Moltkedorfs Anwohner kämpfen gegen riesiges Wohnbauprojekt mit 200 Einheiten
Sebastian HuberMoltkedorfs Anwohner kämpfen gegen riesiges Wohnbauprojekt mit 200 Einheiten
Bewohner von Moltkedorf in Willich wehren sich gegen großes Wohnbauprojekt
Anwohner des Willicher Ortsteils Moltkedorf leisten Widerstand gegen ein geplantes großes Wohnbauvorhaben in ihrer Nachbarschaft. Über 150 Menschen haben eine gemeinsame Erklärung unterzeichnet, in der sie sich gegen die aktuelle Planung aussprechen. Diese sieht 200 neue Wohneinheiten auf einem 2,9 Hektar großen Gelände vor. Ihre Bedenken reichen von erhöhtem Verkehrsaufkommen und Überlastung der Infrastruktur bis hin zum Verlust von Grünflächen und den Folgen für die heimische Tierwelt.
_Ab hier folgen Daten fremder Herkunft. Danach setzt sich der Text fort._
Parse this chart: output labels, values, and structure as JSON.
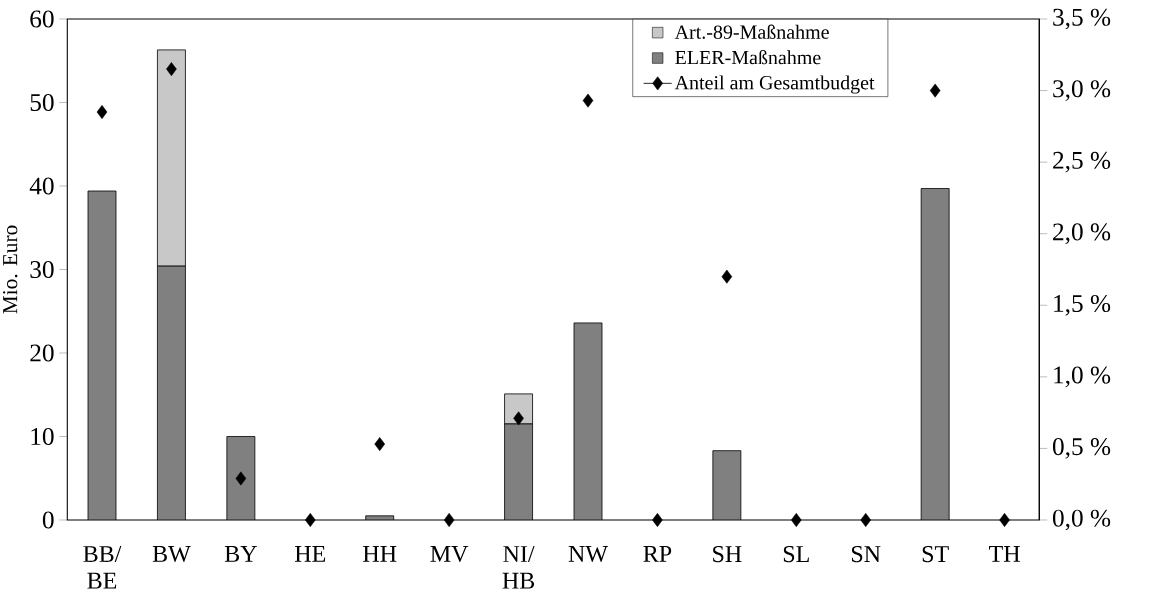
{
  "chart_data": {
    "type": "bar",
    "stacked": true,
    "ylabel": "Mio. Euro",
    "categories": [
      "BB/ BE",
      "BW",
      "BY",
      "HE",
      "HH",
      "MV",
      "NI/ HB",
      "NW",
      "RP",
      "SH",
      "SL",
      "SN",
      "ST",
      "TH"
    ],
    "series": [
      {
        "name": "ELER-Maßnahme",
        "color": "#808080",
        "values": [
          39.4,
          30.4,
          10.0,
          0,
          0.5,
          0,
          11.5,
          23.6,
          0,
          8.3,
          0,
          0,
          39.7,
          0
        ]
      },
      {
        "name": "Art.-89-Maßnahme",
        "color": "#c8c8c8",
        "values": [
          0,
          25.9,
          0,
          0,
          0,
          0,
          3.6,
          0,
          0,
          0,
          0,
          0,
          0,
          0
        ]
      },
      {
        "name": "Anteil am Gesamtbudget",
        "type": "scatter",
        "axis": "y2",
        "color": "#000000",
        "values": [
          2.85,
          3.15,
          0.29,
          0,
          0.53,
          0,
          0.71,
          2.93,
          0,
          1.7,
          0,
          0,
          3.0,
          0
        ]
      }
    ],
    "ylim": [
      0,
      60
    ],
    "yticks": [
      0,
      10,
      20,
      30,
      40,
      50,
      60
    ],
    "y2lim": [
      0,
      3.5
    ],
    "y2ticks": [
      {
        "value": 0,
        "label": "0,0 %"
      },
      {
        "value": 0.5,
        "label": "0,5 %"
      },
      {
        "value": 1.0,
        "label": "1,0 %"
      },
      {
        "value": 1.5,
        "label": "1,5 %"
      },
      {
        "value": 2.0,
        "label": "2,0 %"
      },
      {
        "value": 2.5,
        "label": "2,5 %"
      },
      {
        "value": 3.0,
        "label": "3,0 %"
      },
      {
        "value": 3.5,
        "label": "3,5 %"
      }
    ],
    "legend": "top right",
    "marker": "diamond"
  }
}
Die städtischen Pläne umfassen eine Mischung aus Einfamilienhäusern, Doppelhaushälften und viergeschossigen Wohnblocks, die um begrünte Innenhöfe angeordnet werden sollen. Der Zugang zum Gelände wäre über die Moltkestraße vorgesehen, wobei eine Einbahnstraßen-Schleife alle Bauabschnitte verbinden soll. Zudem wird unterirdisches Parken geprüft, ebenso wie neue Rad- und Fußwege, die die Krusestraße mit An Liffersmühle verbinden sollen.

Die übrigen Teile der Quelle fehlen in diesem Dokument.